TOTO TOO?May 2, 2007
FAMOUS FOOTWEAR FILCHED
A pair of ruby slippers worn by Judy Garland in The Wizard of Oz have been stolen from a museum in Minnesota. The pair, insured for $1m (£560,000), is one of four sets used in the film.
The slippers were taken at the weekend when a thief entered the Judy Garland Museum in Grand Rapids through a window and broke into a display case.
As Dorothy in the 1939 movie, Garland wore the slippers as she clicked her heels and thought to herself: “There’s no place like home.”
Police Chief Leigh Serfling said: “There’s not a whole lot of evidence. We’re hoping that someone in the community has seen something.”

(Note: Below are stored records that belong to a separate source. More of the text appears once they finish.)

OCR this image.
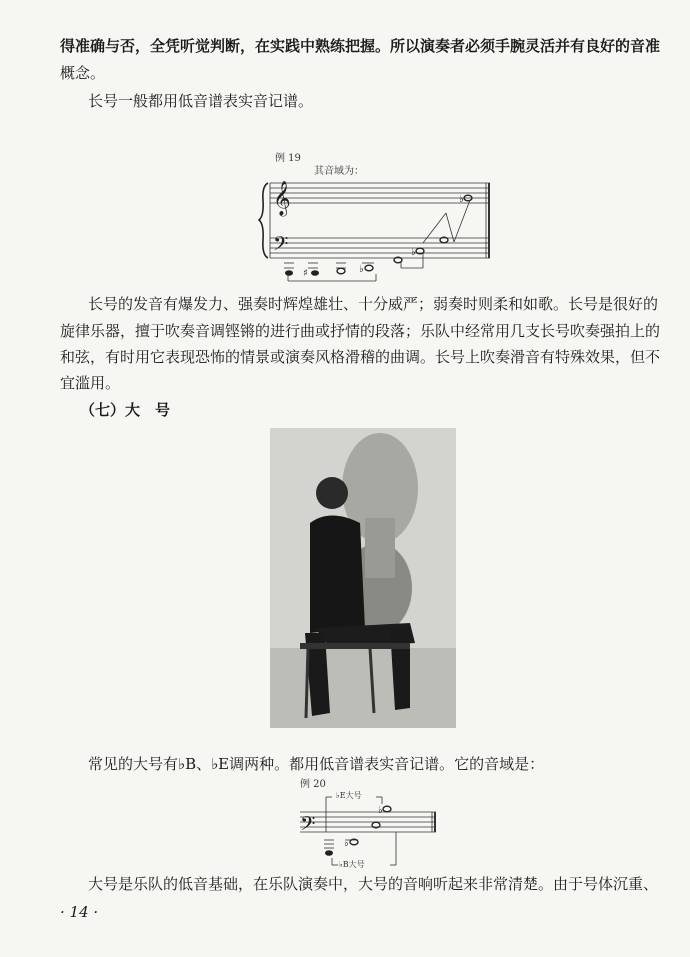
得准确与否，全凭听觉判断，在实践中熟练把握。所以演奏者必须手腕灵活并有良好的音准
概念。
长号一般都用低音谱表实音记谱。
例 19
其音域为：
𝄞
𝄢
♭
♭
♭
♯
长号的发音有爆发力、强奏时辉煌雄壮、十分威严；弱奏时则柔和如歌。长号是很好的
旋律乐器，擅于吹奏音调铿锵的进行曲或抒情的段落；乐队中经常用几支长号吹奏强拍上的
和弦，有时用它表现恐怖的情景或演奏风格滑稽的曲调。长号上吹奏滑音有特殊效果，但不
宜滥用。
（七）大　号
常见的大号有♭B、♭E调两种。都用低音谱表实音记谱。它的音域是：
例 20
𝄢
♭
♭
♭E大号
♭B大号
大号是乐队的低音基础，在乐队演奏中，大号的音响听起来非常清楚。由于号体沉重、
· 14 ·
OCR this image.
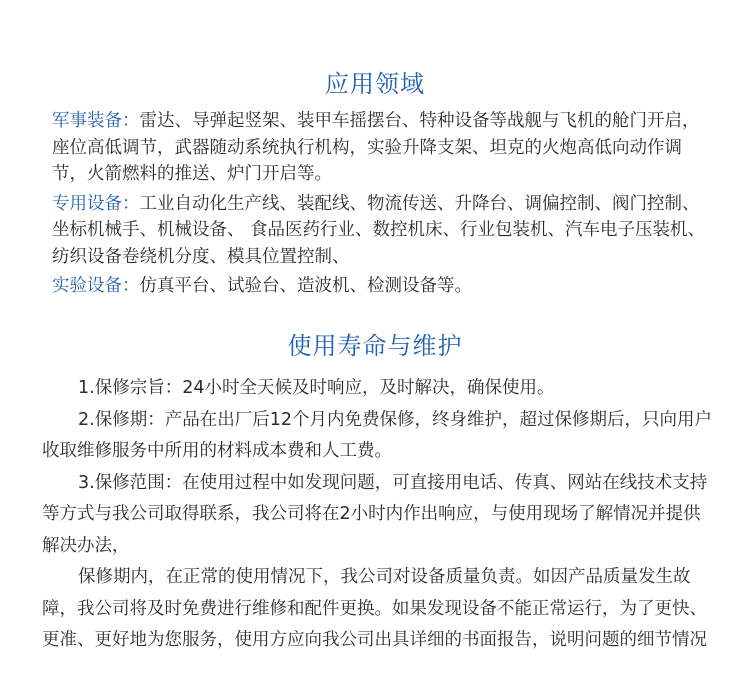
应用领域

军事装备：雷达、导弹起竖架、装甲车摇摆台、特种设备等战舰与飞机的舱门开启，座位高低调节，武器随动系统执行机构，实验升降支架、坦克的火炮高低向动作调节，火箭燃料的推送、炉门开启等。

专用设备：工业自动化生产线、装配线、物流传送、升降台、调偏控制、阀门控制、坐标机械手、机械设备、 食品医药行业、数控机床、行业包装机、汽车电子压装机、纺织设备卷绕机分度、模具位置控制、

实验设备：仿真平台、试验台、造波机、检测设备等。

使用寿命与维护

1.保修宗旨：24小时全天候及时响应，及时解决，确保使用。

2.保修期：产品在出厂后12个月内免费保修，终身维护，超过保修期后，只向用户收取维修服务中所用的材料成本费和人工费。

3.保修范围：在使用过程中如发现问题，可直接用电话、传真、网站在线技术支持等方式与我公司取得联系，我公司将在2小时内作出响应，与使用现场了解情况并提供解决办法，

保修期内，在正常的使用情况下，我公司对设备质量负责。如因产品质量发生故障，我公司将及时免费进行维修和配件更换。如果发现设备不能正常运行，为了更快、更准、更好地为您服务，使用方应向我公司出具详细的书面报告，说明问题的细节情况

The Judy Garland Museum had the slippers on loan from their owner, a Los Angeles man, for several weeks.
The museum is part of the Children’s Discovery Museum in Grand Rapids, where Garland was born in 1922.
Museum director John Kelsch said the slippers were a “major attraction”.

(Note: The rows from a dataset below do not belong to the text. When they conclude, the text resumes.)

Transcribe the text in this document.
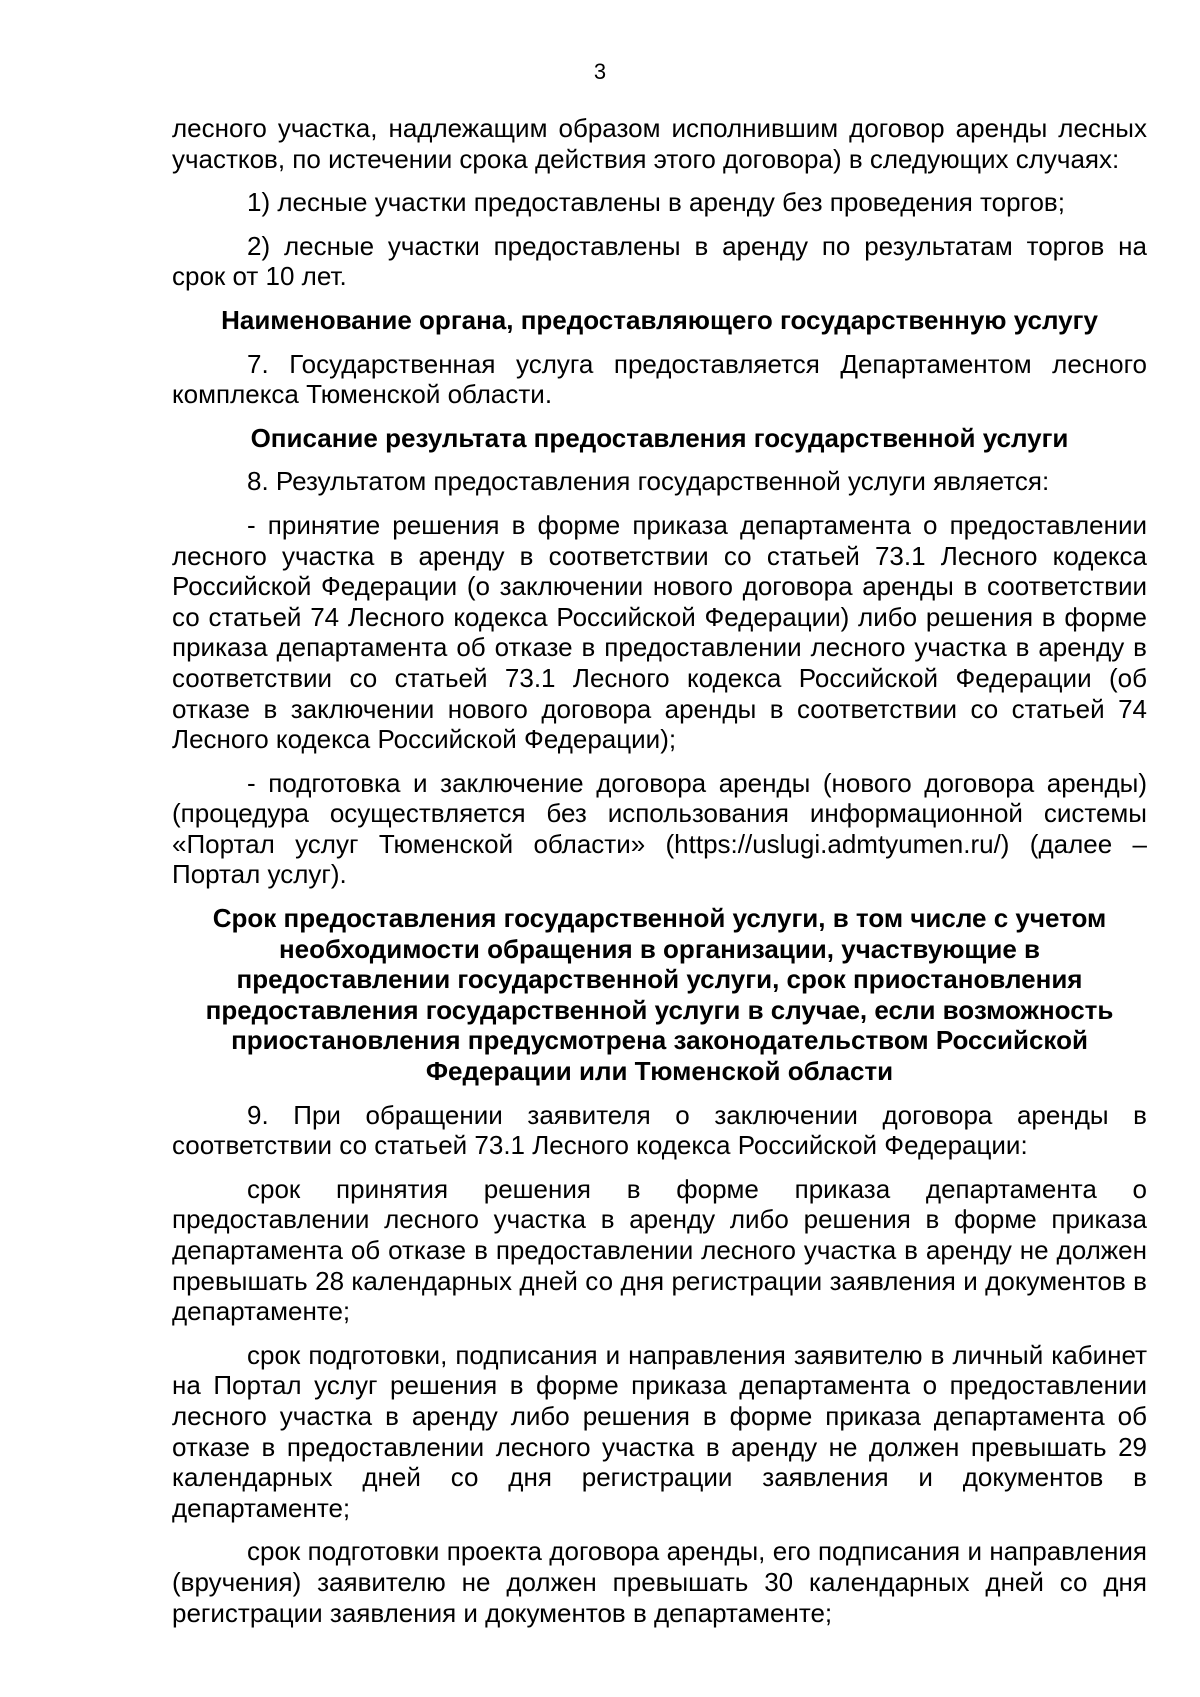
3

лесного участка, надлежащим образом исполнившим договор аренды лесных участков, по истечении срока действия этого договора) в следующих случаях:

1) лесные участки предоставлены в аренду без проведения торгов;

2) лесные участки предоставлены в аренду по результатам торгов на срок от 10 лет.

Наименование органа, предоставляющего государственную услугу

7. Государственная услуга предоставляется Департаментом лесного комплекса Тюменской области.

Описание результата предоставления государственной услуги

8. Результатом предоставления государственной услуги является:

- принятие решения в форме приказа департамента о предоставлении лесного участка в аренду в соответствии со статьей 73.1 Лесного кодекса Российской Федерации (о заключении нового договора аренды в соответствии со статьей 74 Лесного кодекса Российской Федерации) либо решения в форме приказа департамента об отказе в предоставлении лесного участка в аренду в соответствии со статьей 73.1 Лесного кодекса Российской Федерации (об отказе в заключении нового договора аренды в соответствии со статьей 74 Лесного кодекса Российской Федерации);

- подготовка и заключение договора аренды (нового договора аренды) (процедура осуществляется без использования информационной системы «Портал услуг Тюменской области» (https://uslugi.admtyumen.ru/) (далее – Портал услуг).

Срок предоставления государственной услуги, в том числе с учетом необходимости обращения в организации, участвующие в предоставлении государственной услуги, срок приостановления предоставления государственной услуги в случае, если возможность приостановления предусмотрена законодательством Российской Федерации или Тюменской области

9. При обращении заявителя о заключении договора аренды в соответствии со статьей 73.1 Лесного кодекса Российской Федерации:

срок принятия решения в форме приказа департамента о предоставлении лесного участка в аренду либо решения в форме приказа департамента об отказе в предоставлении лесного участка в аренду не должен превышать 28 календарных дней со дня регистрации заявления и документов в департаменте;

срок подготовки, подписания и направления заявителю в личный кабинет на Портал услуг решения в форме приказа департамента о предоставлении лесного участка в аренду либо решения в форме приказа департамента об отказе в предоставлении лесного участка в аренду не должен превышать 29 календарных дней со дня регистрации заявления и документов в департаменте;

срок подготовки проекта договора аренды, его подписания и направления (вручения) заявителю не должен превышать 30 календарных дней со дня регистрации заявления и документов в департаменте;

“It is our hope that the slippers can be recovered immediately,” he said.
Another pair of ruby slippers was sold at auction for $666,000 (£412,000) in 2000.
I know what you are thinking, and I am right there with you. Munchkins. It’s got to be one of the Munchkins. You can’t trust Munchkins. Look at the facts. There was only one road in and out of Munchkinland, and what would you call the directions Dorothy got to the freeway? Trustworthy. And it can’t be Toto, because, speaking of freeways, we have it she is buried under the Ventura. So we need to round up all of the usual remaining Munchkins, and your help in locating the following is appreciated;
The current roster of living Munchkin actors, as of December 2005, is Mickey Carroll, Lewis Croft, Ruth Duccini, Jerry Maren, Olga Nardone, Margaret Pelligrini, Meinhardt Raabe, Karl Slover, and Clarence Swenson.
Of course, you should be aware the slippers in L. Frank Baum’s original book were silver, but the shoes were colored red to look better in the Movie. Sorry to throw another Munchkin in this mess.